Because a higher percentage of black workers than white workers are unskilled, black workers are more likely to be put out of work by a minimum wage and the facts support this conclusion.

The left-leaning Swedish economist, Gunnar Myrdal, in his book An American Dilemma, estimated that minimum wages established under the American New Deal of the 1930s had made half a million black workers unemployed. This is a perfect example of good intentions leading to horrible consequences. It hard to believe that President Obama 80 years later is proposing to do exactly that. And that the vice-president of CURB is suggesting the same thing.

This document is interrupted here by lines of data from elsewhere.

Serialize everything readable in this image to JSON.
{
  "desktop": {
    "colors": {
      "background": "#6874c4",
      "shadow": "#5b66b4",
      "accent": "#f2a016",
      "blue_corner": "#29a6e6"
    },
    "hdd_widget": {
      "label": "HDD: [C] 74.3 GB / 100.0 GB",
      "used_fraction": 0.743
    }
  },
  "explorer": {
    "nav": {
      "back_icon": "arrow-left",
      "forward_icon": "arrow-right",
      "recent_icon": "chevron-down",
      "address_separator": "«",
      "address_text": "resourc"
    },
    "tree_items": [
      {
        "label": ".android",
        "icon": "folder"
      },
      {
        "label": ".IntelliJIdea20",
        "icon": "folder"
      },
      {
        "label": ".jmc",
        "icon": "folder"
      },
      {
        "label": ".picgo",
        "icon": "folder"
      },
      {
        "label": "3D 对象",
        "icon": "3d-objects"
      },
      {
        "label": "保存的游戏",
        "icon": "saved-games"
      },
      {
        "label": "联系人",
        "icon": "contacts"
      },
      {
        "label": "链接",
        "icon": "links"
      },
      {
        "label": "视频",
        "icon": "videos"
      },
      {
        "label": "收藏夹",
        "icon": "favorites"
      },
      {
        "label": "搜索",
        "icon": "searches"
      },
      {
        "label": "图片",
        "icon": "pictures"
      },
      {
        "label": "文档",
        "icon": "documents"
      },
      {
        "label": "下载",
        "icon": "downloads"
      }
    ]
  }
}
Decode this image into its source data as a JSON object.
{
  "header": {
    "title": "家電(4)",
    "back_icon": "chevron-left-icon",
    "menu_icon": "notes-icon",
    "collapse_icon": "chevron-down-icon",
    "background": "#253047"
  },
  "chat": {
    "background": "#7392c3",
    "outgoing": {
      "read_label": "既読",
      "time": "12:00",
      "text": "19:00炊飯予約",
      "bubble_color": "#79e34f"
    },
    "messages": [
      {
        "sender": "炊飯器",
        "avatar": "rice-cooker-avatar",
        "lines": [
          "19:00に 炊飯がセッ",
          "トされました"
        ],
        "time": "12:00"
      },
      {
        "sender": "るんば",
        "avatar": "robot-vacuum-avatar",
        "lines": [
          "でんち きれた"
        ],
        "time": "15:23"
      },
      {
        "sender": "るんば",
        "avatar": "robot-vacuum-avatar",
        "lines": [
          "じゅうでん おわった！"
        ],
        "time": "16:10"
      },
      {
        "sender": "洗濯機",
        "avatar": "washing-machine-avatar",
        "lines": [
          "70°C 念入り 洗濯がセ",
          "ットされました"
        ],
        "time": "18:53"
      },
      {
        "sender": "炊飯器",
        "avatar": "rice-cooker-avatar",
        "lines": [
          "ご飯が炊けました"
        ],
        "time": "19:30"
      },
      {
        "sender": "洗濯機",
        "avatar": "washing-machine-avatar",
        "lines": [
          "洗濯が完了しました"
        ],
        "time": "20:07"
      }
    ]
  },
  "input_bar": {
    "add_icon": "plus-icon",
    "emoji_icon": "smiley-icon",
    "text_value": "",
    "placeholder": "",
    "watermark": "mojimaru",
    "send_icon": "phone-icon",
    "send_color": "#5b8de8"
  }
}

Compassion and Santa Claus economics cannot trump harsh financial truths.

Although not explicit as the President, she is impliedly saying exactly what racist US Congressman Clayton Allgood said in the 1930s that “cheap coloured labour was in competition with white labour throughout the country” and that this should be ended by bringing in minimum wage legislation.

However, the historical position is even worse than what I have said above.

Henry Rogers Seager, president of the American Economic Association, in his 1913 essay The Theory of the Minimum Wage, made it clear that the implementation of a minimum or a living wage would discourage the hiring of undesirables (such as Blacks, Jews and Catholics and other inferior beings) and therefore the number of children that they would produce.

The minimum wage was a major weapon of the eugenics movement in the early 20th century to keep inferior races at the margins of society.

Recommending policies that restrict jobs for black labour seems to be an extraordinary position for a leading member of CURB to take. Rather than uprooting racism, such policies would encourage it.

May I also suggest for the reading of Ms Winfield the works of two highly regarded black economists, Walter Williams and Thomas Sowell, both of whom have written extensively on the subject of “the living wage” and its destructive impact on black workers.

In conclusion, may I just question why on earth anyone would favour a policy that says if a worker cannot find a job that pays, say, at least $10 per hour, he is not allowed to work? Which is better, a job at $8.50 per hour or no job at all at $10 per hour.

If raising the living wage to $10 makes sense, why stop there? Why not declare that everyone must be paid $50 an hour or even $500?

I suspect the answer to my questions is contained in this quotation from the poet TS Elliot (which I found in a book by the black economist Thomas Sowell): “Half the harm that is done in this world is due to people who want to feel important. They don’t mean to do harm — but the harm does not interest them. Or they do not see it, or they justify it because they are absorbed in the endless struggle to think well of themselves.”